Mr Hetherton hastened forward. ‘Really, you must forgive my appearing so inhospitable. My mind
will
stray back, you know, to Dabdab. My quarters are somewhat primitive, but there is not a bad fire. Mind the log. Please notice the step.’ They entered a low, lamp-lit room, strewn with books and fishing tackle. ‘How deplorably untidy it all is! I have borrowed the cottage of a friend and I may not unfairly plead that some part of the guilt is his. This chair – allow me to remove the eggs – is not at all uncomfortable. Somewhere’ – he looked round vaguely – ‘there are cigarettes. Virginian, I fear. And perhaps you would take a glass of wine? Or a little whisky, even? And perhaps it might not be impertinent if I recorded my impression’ – and Mr Hetherton, who was cruising vaguely round the room, turned round and looked at Sheila with extreme penetration – ‘that you are in some distress?’

‘Yes, I am. My name is Sheila Grant. I–’

‘My dear Miss Grant, I am delighted you are safe. The broadcasting device’ – he pointed to a corner and Sheila saw that this was his way of describing a wireless set – ‘has told me that you have anxious friends. I wonder–’ Mr Hetherton paused, as if wondering whether he were at all entitled to wonder.

‘I was kidnapped and escaped. Have you a telephone? A car?’

‘Neither. There is the merest track, along which a cart will come for me in some days’ time.’ Mr Hetherton took another appraising glance at Sheila, moved to a cupboard, and began quite briskly setting out a meal. Then he spoke with decision. ‘Miss Grant, you had better tell me about it at once.’

‘Yes.’ Sheila felt her head swimming slightly: perhaps it was the peat smoke which hung about the room. ‘It began with overhearing somebody recite a poem on a train – a poem about a garden.’
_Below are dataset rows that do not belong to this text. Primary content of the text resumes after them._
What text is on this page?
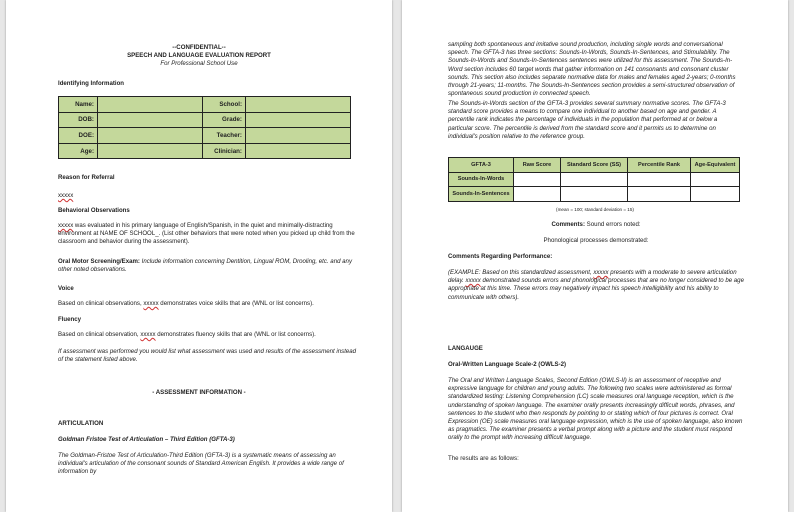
--CONFIDENTIAL--
SPEECH AND LANGUAGE EVALUATION REPORT
For Professional School Use
Identifying Information
Name:		School:	
DOB:		Grade:	
DOE:		Teacher:	
Age:		Clinician:	
Reason for Referral
xxxxx
Behavioral Observations
xxxxx was evaluated in his primary language of English/Spanish, in the quiet and minimally-distracting environment at NAME OF SCHOOL_. (List other behaviors that were noted when you picked up child from the classroom and behavior during the assessment).
Oral Motor Screening/Exam: Include information concerning Dentition, Lingual ROM, Drooling, etc. and any other noted observations.
Voice
Based on clinical observations, xxxxx demonstrates voice skills that are (WNL or list concerns).
Fluency
Based on clinical observation, xxxxx demonstrates fluency skills that are (WNL or list concerns).
If assessment was performed you would list what assessment was used and results of the assessment instead of the statement listed above.
- ASSESSMENT INFORMATION -
ARTICULATION
Goldman Fristoe Test of Articulation – Third Edition (GFTA-3)
The Goldman-Fristoe Test of Articulation-Third Edition (GFTA-3) is a systematic means of assessing an individual's articulation of the consonant sounds of Standard American English. It provides a wide range of information by
sampling both spontaneous and imitative sound production, including single words and conversational speech. The GFTA-3 has three sections: Sounds-In-Words, Sounds-In-Sentences, and Stimulability. The Sounds-In-Words and Sounds-In-Sentences sentences were utilized for this assessment. The Sounds-In-Word section includes 60 target words that gather information on 141 consonants and consonant cluster sounds. This section also includes separate normative data for males and females aged 2-years; 0-months through 21-years; 11-months. The Sounds-In-Sentences section provides a semi-structured observation of spontaneous sound production in connected speech.
The Sounds-in-Words section of the GFTA-3 provides several summary normative scores. The GFTA-3 standard score provides a means to compare one individual to another based on age and gender. A percentile rank indicates the percentage of individuals in the population that performed at or below a particular score. The percentile is derived from the standard score and it permits us to determine on individual's position relative to the reference group.
GFTA-3	Raw Score	Standard Score (SS)	Percentile Rank	Age-Equivalent
Sounds-In-Words				
Sounds-In-Sentences				
(mean = 100; standard deviation = 15)
Comments: Sound errors noted:
Phonological processes demonstrated:
Comments Regarding Performance:
(EXAMPLE: Based on this standardized assessment, xxxxx presents with a moderate to severe articulation delay. xxxxx demonstrated sounds errors and phonological processes that are no longer considered to be age appropriate at this time. These errors may negatively impact his speech intelligibility and his ability to communicate with others).
LANGAUGE
Oral-Written Language Scale-2 (OWLS-2)
The Oral and Written Language Scales, Second Edition (OWLS-II) is an assessment of receptive and expressive language for children and young adults. The following two scales were administered as formal standardized testing: Listening Comprehension (LC) scale measures oral language reception, which is the understanding of spoken language. The examiner orally presents increasingly difficult words, phrases, and sentences to the student who then responds by pointing to or stating which of four pictures is correct. Oral Expression (OE) scale measures oral language expression, which is the use of spoken language, also known as pragmatics. The examiner presents a verbal prompt along with a picture and the student must respond orally to the prompt with increasing difficult language.
The results are as follows:
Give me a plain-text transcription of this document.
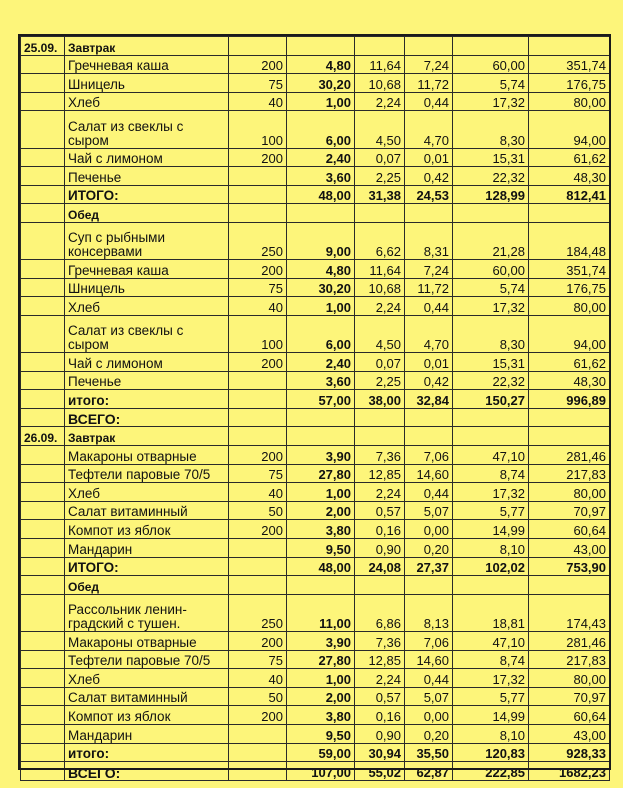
25.09.	Завтрак						
	Гречневая каша	200	4,80	11,64	7,24	60,00	351,74
	Шницель	75	30,20	10,68	11,72	5,74	176,75
	Хлеб	40	1,00	2,24	0,44	17,32	80,00
	Салат из свеклы с сыром	100	6,00	4,50	4,70	8,30	94,00
	Чай с лимоном	200	2,40	0,07	0,01	15,31	61,62
	Печенье		3,60	2,25	0,42	22,32	48,30
	ИТОГО:		48,00	31,38	24,53	128,99	812,41
	Обед						
	Суп с рыбными консервами	250	9,00	6,62	8,31	21,28	184,48
	Гречневая каша	200	4,80	11,64	7,24	60,00	351,74
	Шницель	75	30,20	10,68	11,72	5,74	176,75
	Хлеб	40	1,00	2,24	0,44	17,32	80,00
	Салат из свеклы с сыром	100	6,00	4,50	4,70	8,30	94,00
	Чай с лимоном	200	2,40	0,07	0,01	15,31	61,62
	Печенье		3,60	2,25	0,42	22,32	48,30
	итого:		57,00	38,00	32,84	150,27	996,89
	ВСЕГО:						
26.09.	Завтрак						
	Макароны отварные	200	3,90	7,36	7,06	47,10	281,46
	Тефтели паровые 70/5	75	27,80	12,85	14,60	8,74	217,83
	Хлеб	40	1,00	2,24	0,44	17,32	80,00
	Салат витаминный	50	2,00	0,57	5,07	5,77	70,97
	Компот из яблок	200	3,80	0,16	0,00	14,99	60,64
	Мандарин		9,50	0,90	0,20	8,10	43,00
	ИТОГО:		48,00	24,08	27,37	102,02	753,90
	Обед						
	Рассольник ленин- градский с тушен.	250	11,00	6,86	8,13	18,81	174,43
	Макароны отварные	200	3,90	7,36	7,06	47,10	281,46
	Тефтели паровые 70/5	75	27,80	12,85	14,60	8,74	217,83
	Хлеб	40	1,00	2,24	0,44	17,32	80,00
	Салат витаминный	50	2,00	0,57	5,07	5,77	70,97
	Компот из яблок	200	3,80	0,16	0,00	14,99	60,64
	Мандарин		9,50	0,90	0,20	8,10	43,00
	итого:		59,00	30,94	35,50	120,83	928,33
	ВСЕГО:		107,00	55,02	62,87	222,85	1682,23
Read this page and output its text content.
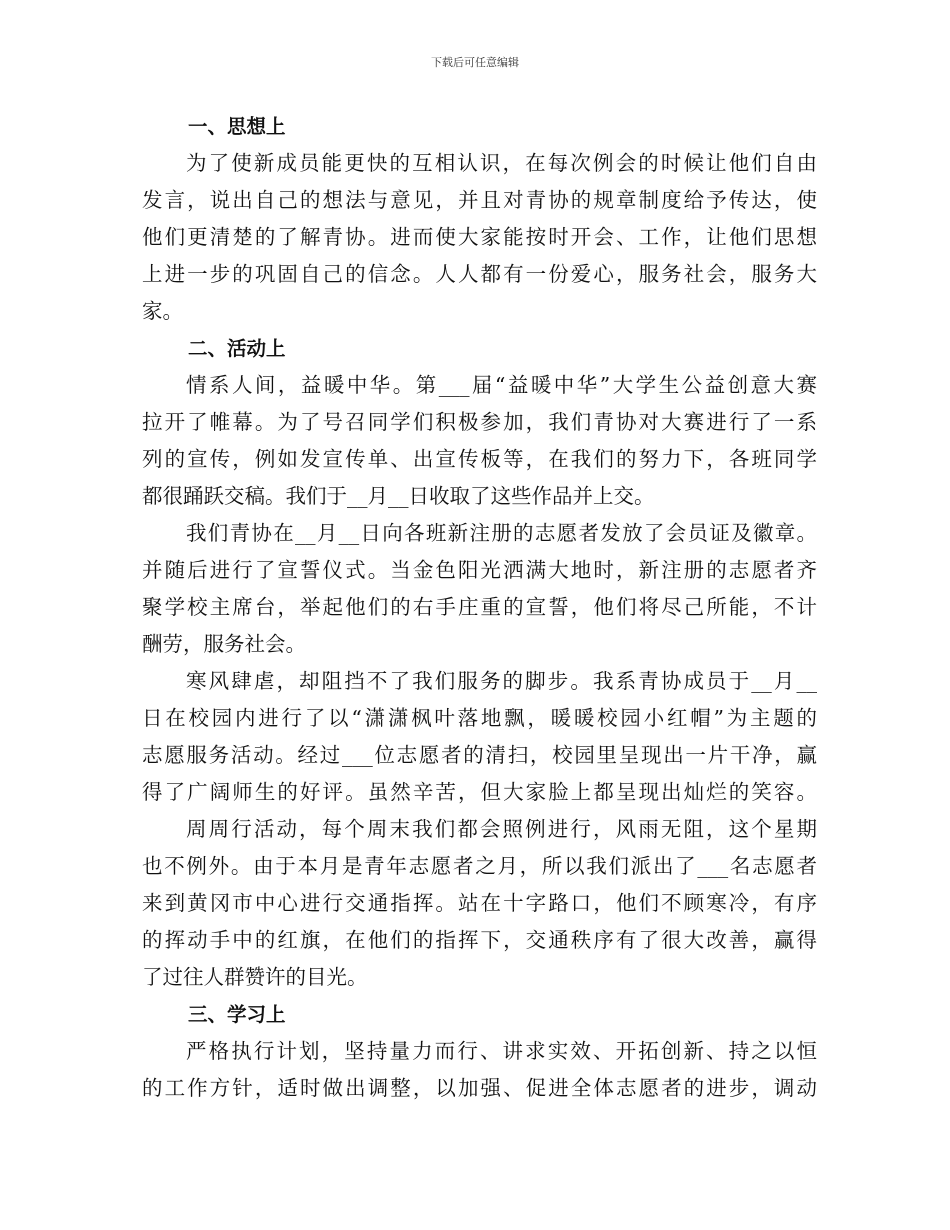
下载后可任意编辑
一、思想上
为了使新成员能更快的互相认识，在每次例会的时候让他们自由
发言，说出自己的想法与意见，并且对青协的规章制度给予传达，使
他们更清楚的了解青协。进而使大家能按时开会、工作，让他们思想
上进一步的巩固自己的信念。人人都有一份爱心，服务社会，服务大
家。
二、活动上
情系人间，益暖中华。第___届“益暖中华”大学生公益创意大赛
拉开了帷幕。为了号召同学们积极参加，我们青协对大赛进行了一系
列的宣传，例如发宣传单、出宣传板等，在我们的努力下，各班同学
都很踊跃交稿。我们于__月__日收取了这些作品并上交。
我们青协在__月__日向各班新注册的志愿者发放了会员证及徽章。
并随后进行了宣誓仪式。当金色阳光洒满大地时，新注册的志愿者齐
聚学校主席台，举起他们的右手庄重的宣誓，他们将尽己所能，不计
酬劳，服务社会。
寒风肆虐，却阻挡不了我们服务的脚步。我系青协成员于__月__
日在校园内进行了以“潇潇枫叶落地飘，暖暖校园小红帽”为主题的
志愿服务活动。经过___位志愿者的清扫，校园里呈现出一片干净，赢
得了广阔师生的好评。虽然辛苦，但大家脸上都呈现出灿烂的笑容。
周周行活动，每个周末我们都会照例进行，风雨无阻，这个星期
也不例外。由于本月是青年志愿者之月，所以我们派出了___名志愿者
来到黄冈市中心进行交通指挥。站在十字路口，他们不顾寒冷，有序
的挥动手中的红旗，在他们的指挥下，交通秩序有了很大改善，赢得
了过往人群赞许的目光。
三、学习上
严格执行计划，坚持量力而行、讲求实效、开拓创新、持之以恒
的工作方针，适时做出调整，以加强、促进全体志愿者的进步，调动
The eye of Mr Hetherton, which had narrowed in the task of choosing between alternative bottles of sherry, rounded slightly. ‘Two poems about a garden,’ he said; ‘a missing Orchard, a dead man, and a kidnapped girl. I have a friend called Appleby who would be better at putting it all together than I am likely to be.’

‘I beg your pardon?’

‘Do you care for sardines? I fear my stores are extremely limited. But at least they come from the neighbourhood of Sardinia and not that of the North Cape.’ He hesitated. ‘Miss Grant, you appear to me to be a person of resolution. And so I will tell you that the last man who overheard a poem about a garden – and it may well have been on a train – was shot. Dead.’

‘They just kidnapped
me
. Yes, please, I do like sardines. But later on I was machine-gunned. That was when I was getting away in the motorboat from Castle Troy. It’s a nest of spies.’

Mr Hetherton, who had begun to open the sardines, looked up mildly from his task, listening. Then he laid down the tin opener, his hand went up to the low ceiling, and the room was suddenly in darkness. ‘What they call a black-out,’ he said. ‘I fear everybody will have experience of it soon. Behind you are two rugs: take them. I have the sherry and the sardines, and here is a loaf. One moment – a torch. And now out to your boat. There is no road round the loch – nor one to anywhere near the head of it. But there is a track, as I have said, to this cottage, and our enemies may be searching this way. Notice the step. If only I had some faculty for rapid decision! Please mind the log.’